SerpAPI (used here) Google-accurate results + raw snippets
Tavily LLM-native summaries, structured output
Brave API Privacy and Google-alternative results

The Serp Function

1
2
3
4
5
6
7
8
9
10
11
12
13
14
15
16
17
18
19
20
21
22
23
24
25
26
27
28
29
30
31
32
33
34
35
36
37
38
39
40
41
42
43
44
// netlify/functions/serp.js
export async function handler(event) {

if (event.httpMethod === 'OPTIONS') {
return {
statusCode: 200,
headers: {
'Access-Control-Allow-Origin': '*',
'Access-Control-Allow-Headers': 'Content-Type',
'Access-Control-Allow-Methods': 'POST, OPTIONS',
},
body: '',
};
}


const query = event.body;
const apiKey = process.env.SERPAPI_KEY;

if (!apiKey) {
return { statusCode: 500, body: 'Missing API key' };
}

const url = `https://serpapi.com/search.json?q=${encodeURIComponent(query)}&api_key=${apiKey}&num=3`;
try {
const response = await fetch(url); // 👈 native fetch — no import needed
const data = await response.json();
return {
statusCode: 200,
headers: {
'Access-Control-Allow-Origin': '*',
'Access-Control-Allow-Headers': 'Content-Type',
'Access-Control-Allow-Methods': 'POST, OPTIONS',

},
body: JSON.stringify(data),
};
} catch (err) {
return {
statusCode: 500,
body: JSON.stringify({ error: err.message }),
};
}
}

Xenova/distilbert-base-cased-distilled-squad

This is a compact transformer model distilled from BERT and fine-tuned on the SQuAD v1.1 dataset, making it ideal for extractive question answering.
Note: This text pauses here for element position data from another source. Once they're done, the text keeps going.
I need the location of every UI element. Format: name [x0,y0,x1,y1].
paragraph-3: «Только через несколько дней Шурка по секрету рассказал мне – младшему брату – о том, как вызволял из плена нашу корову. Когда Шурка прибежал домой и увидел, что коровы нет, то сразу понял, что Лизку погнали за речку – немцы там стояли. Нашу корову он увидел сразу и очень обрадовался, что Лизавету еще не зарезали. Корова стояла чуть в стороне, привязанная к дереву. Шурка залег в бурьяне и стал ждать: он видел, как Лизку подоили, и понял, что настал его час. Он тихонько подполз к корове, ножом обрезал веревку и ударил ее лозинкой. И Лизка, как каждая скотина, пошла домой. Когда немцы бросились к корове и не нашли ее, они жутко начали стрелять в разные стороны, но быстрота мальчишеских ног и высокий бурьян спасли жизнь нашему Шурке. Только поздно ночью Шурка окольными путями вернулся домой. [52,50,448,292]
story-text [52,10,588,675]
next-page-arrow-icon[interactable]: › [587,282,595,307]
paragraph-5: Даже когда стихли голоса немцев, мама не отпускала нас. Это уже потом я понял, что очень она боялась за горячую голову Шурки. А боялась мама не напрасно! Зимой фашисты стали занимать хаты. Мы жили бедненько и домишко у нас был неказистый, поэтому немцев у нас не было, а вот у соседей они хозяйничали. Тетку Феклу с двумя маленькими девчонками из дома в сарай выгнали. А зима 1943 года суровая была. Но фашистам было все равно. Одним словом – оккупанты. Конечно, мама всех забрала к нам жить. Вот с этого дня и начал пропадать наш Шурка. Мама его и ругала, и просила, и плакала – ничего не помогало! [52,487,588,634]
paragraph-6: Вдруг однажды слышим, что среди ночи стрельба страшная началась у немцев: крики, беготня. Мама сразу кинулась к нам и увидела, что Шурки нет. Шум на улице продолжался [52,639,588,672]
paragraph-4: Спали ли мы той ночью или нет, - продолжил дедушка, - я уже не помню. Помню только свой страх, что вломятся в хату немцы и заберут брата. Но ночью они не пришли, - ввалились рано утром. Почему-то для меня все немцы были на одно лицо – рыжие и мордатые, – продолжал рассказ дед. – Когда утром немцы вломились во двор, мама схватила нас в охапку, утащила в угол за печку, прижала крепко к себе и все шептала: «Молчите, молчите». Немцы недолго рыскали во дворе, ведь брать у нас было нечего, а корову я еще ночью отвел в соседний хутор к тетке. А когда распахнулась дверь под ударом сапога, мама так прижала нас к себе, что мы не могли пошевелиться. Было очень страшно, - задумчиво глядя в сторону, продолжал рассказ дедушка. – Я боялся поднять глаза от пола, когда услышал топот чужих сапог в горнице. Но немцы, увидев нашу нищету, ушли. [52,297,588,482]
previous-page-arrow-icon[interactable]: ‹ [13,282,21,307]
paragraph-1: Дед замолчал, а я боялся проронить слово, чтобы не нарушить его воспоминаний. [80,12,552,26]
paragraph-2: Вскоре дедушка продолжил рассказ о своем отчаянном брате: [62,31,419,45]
  • It does not generate new text — instead, it selects a span of text from a passage that best answers the question.
  • It runs entirely in-browser using Hugging Face’s transformers.js, a WebAssembly/WebGPU-powered library for client-side inference.
  • The QA functionality is built on the question-answering pipeline.
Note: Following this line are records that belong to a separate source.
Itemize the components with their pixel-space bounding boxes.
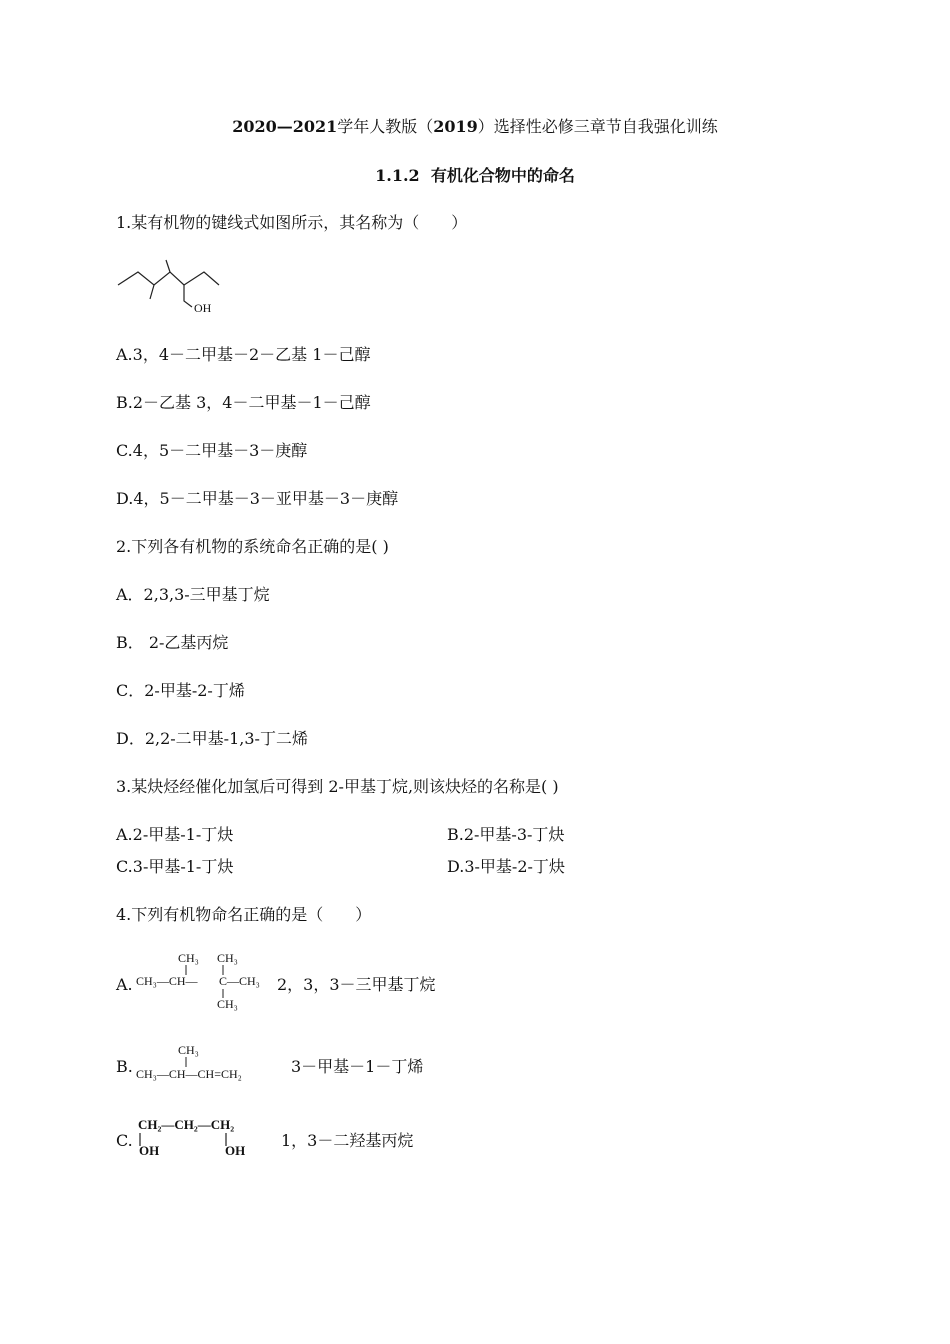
- q4-option-a-formula: [134, 948, 274, 1012]
- q4c-oh-2: OH: [225, 1143, 246, 1158]
- q2-option-c: C．2-甲基-2-丁烯: [116, 681, 245, 700]
- title-part1: 学年人教版（: [337, 117, 434, 136]
- q3-option-c: C.3-甲基-1-丁炔: [116, 857, 234, 876]
- q1-option-b: B.2－乙基 3，4－二甲基－1－己醇: [116, 393, 371, 412]
- q3-option-d: D.3-甲基-2-丁炔: [447, 857, 565, 876]
- q4a-main-c: C: [219, 974, 228, 988]
- q4a-top-methyl-2: CH₃: [217, 951, 238, 965]
- q1-oh-label: OH: [194, 301, 212, 315]
- q3-stem: 3.某炔烃经催化加氢后可得到 2-甲基丁烷,则该炔烃的名称是( ): [116, 777, 559, 796]
- q1-option-d: D.4，5－二甲基－3－亚甲基－3－庚醇: [116, 489, 399, 508]
- q2-option-b: B． 2-乙基丙烷: [116, 633, 229, 652]
- q4a-main-left: CH₃—CH—: [136, 974, 198, 988]
- q4-option-c-formula: [136, 1113, 266, 1161]
- q4a-main-right: —CH₃: [227, 974, 260, 988]
- q3-option-b: B.2-甲基-3-丁炔: [447, 825, 565, 844]
- q1-option-c: C.4，5－二甲基－3－庚醇: [116, 441, 308, 460]
- q4-stem: 4.下列有机物命名正确的是（ ）: [116, 905, 372, 924]
- title-part2: ）选择性必修三章节自我强化训练: [477, 117, 718, 136]
- document-subtitle: [0, 166, 950, 186]
- q4-option-b-name: 3－甲基－1－丁烯: [291, 1057, 424, 1076]
- q2-option-a: A．2,3,3-三甲基丁烷: [116, 585, 270, 604]
- q4c-oh-1: OH: [139, 1143, 160, 1158]
- q4-option-c-label: C.: [116, 1131, 133, 1150]
- q1-option-a: A.3，4－二甲基－2－乙基 1－己醇: [116, 345, 371, 364]
- q1-stem: 1.某有机物的键线式如图所示，其名称为（ ）: [116, 213, 468, 232]
- q4b-main-chain: CH₃—CH—CH=CH₂: [136, 1067, 242, 1081]
- q2-stem: 2.下列各有机物的系统命名正确的是( ): [116, 537, 389, 556]
- q4-option-a-name: 2，3，3－三甲基丁烷: [277, 975, 436, 994]
- q3-option-a: A.2-甲基-1-丁炔: [116, 825, 234, 844]
- subtitle-text: 有机化合物中的命名: [430, 166, 575, 185]
- q4-option-b-label: B.: [116, 1057, 133, 1076]
- q4-option-a-label: A.: [116, 975, 133, 994]
- subtitle-number: 1.1.2: [375, 166, 420, 185]
- title-edition: 2019: [433, 117, 478, 136]
- q4b-top-methyl: CH₃: [178, 1043, 199, 1057]
- title-year: 2020—2021: [232, 117, 338, 136]
- q4a-top-methyl-1: CH₃: [178, 951, 199, 965]
- q4-option-c-name: 1，3－二羟基丙烷: [281, 1131, 414, 1150]
- q4a-bottom-methyl: CH₃: [217, 997, 238, 1011]
- q1-skeletal-structure: [114, 255, 224, 319]
- q4-option-b-formula: [134, 1038, 284, 1086]
- q4c-main-chain: CH₂—CH₂—CH₂: [138, 1117, 235, 1132]
- q2-option-d: D．2,2-二甲基-1,3-丁二烯: [116, 729, 308, 748]
- document-title: [0, 117, 950, 137]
This model was selected for its speed, size, and open availability — ideal for demo and learning purposes.

1
2
3
4
5
6
7
8
9
10
try {
const qa = await pipeline('question-answering', 'Xenova/distilbert-base-cased-distilled-squad');
const result = await qa(query,resultsText);
output.textContent = result.answer;
status.textContent = '✅ Done!';
} catch (err) {
output.textContent = '❌ Failed to generate response.';
status.textContent = '❌ LLM error.';
console.error(err);
}

System Flow

  1. User enters a natural language question
  2. A request is sent to a Netlify Function which forwards it to SerpAPI
  3. The top 3 search results (title + snippet) are extracted and concatenated
  4. The question + text are passed into the browser QA model
  5. The model returns a highlighted extractive answer from the search content
1
2
3
4
5
6
7
8
9
[ User Input ]  

[ Netlify Function ]

[ SerpAPI → Top 3 Snippets ]

[ QA Pipeline (transformers.js in browser) ]

[ Extracted Answer ]

Learning Outcomes

  • Understand the difference between extractive and generative RAG
  • Learn how to interact with live search APIs like SerpAPI
  • See how transformer models can run 100% in-browser using ONNX/WebAssembly
  • Grasp how real-world RAG tools combine multiple subsystems: retrieval, context merging, and inference

Next Steps for Learners

If you want to expand this idea:

  • Swap in a generative model like phi-2 or t5-small using the text2text-generation pipeline
  • Add a source citation mechanism by preserving links to original search snippets
  • Add a local document search using MiniSearch or transformers.js embeddings like our previous guide Minimum Viable RAG: Embeddings and Vector Search in the Browser with MiniLM
  • Tune stop tokens, temperature, and prompt structure for better output control

Conclusion

This project is a teaching tool, not a product. It illustrates how Retrieval-Augmented Generation can work at a small scale, using modern browser APIs, public search, and efficient transformer models.

It empowers new ML engineers, students, and tinkerers to understand how RAG systems are wired — and gives them a sandbox to explore.